Because an abstract painting or sculpture is a thing in itself, and not a window that we look through to see something else, the materials it is made of and the surfaces that those materials create are very important to the artist and viewerS [These] prints and drawings create depth through transparency, layering, and texture rather than using perspective to suggest itS*

Transparency! Layering! Texture! The words referred to drawing, collage, printmaking, and photography but could easily apply to work being made today of fabric and thread. A textile artist would not disagree with the curator's observation that the substance underlying a work is crucial to the result. In the mainstream artworld, however, the ideas behind contemporary artworks usually get more attention than their material content.

Happily, that situation may be changing. As art keeps evolving, new ways of probing its meaning continue developing. And, as we open our eyes to fresh ways of looking, new and unexpected connections between different art forms come into view.

Every two years, the Winter issue of the Journal anticipates an upcoming SDA conference by connecting with its theme. "Uncovering the Surface," the conference scheduled June 2-5, 2005, aims to plumb the depth of visual imagination, technical research, and conceptual content that surface designers are exploring in ongoing quests.

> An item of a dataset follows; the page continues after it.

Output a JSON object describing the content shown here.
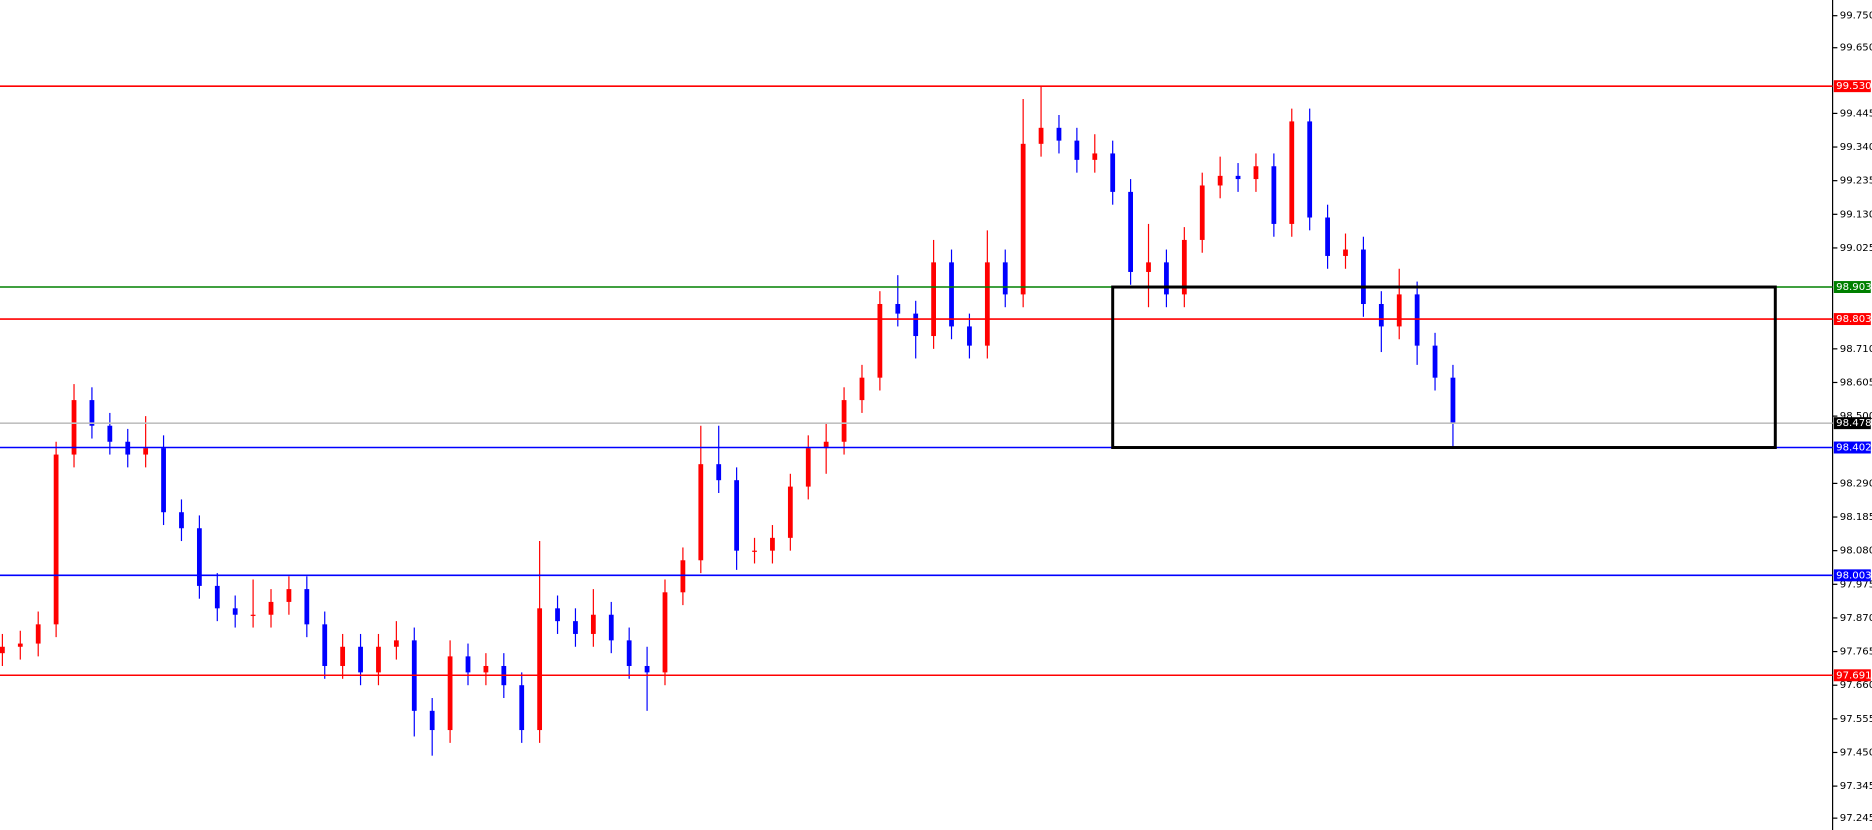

While not all the articles here directly relate to the conference program, they are meant to parallel the rich variety of next summer's offerings.

A glance at the surfaces shown on the following pages hints at the broadening scope of our field. Materials range from silk and cotton to twist ties, saplings, and steel. Techniques used include traditional Bhutanese weaving, hand-sewn mending, punched papers, and inkjet printing. Some artworks are obsessively dense, some as airy as models of molecules floating in space. Textile artists have pushed, stretched, bent, and reached beyond conventional definitions of the discipline. And new possibilities await uncovering.

-- Patricia Malarcher

* Printed with permission from the Ackland Museum, University of North Carolina at Chapel Hill.

ERRATA
In the "In Print" section of the Fall 2004 issue (page 58), the name of the publisher, Thames & Hudson, was inadvertently omitted from the review of The Bayeux  Tapestry by David M. Wilson.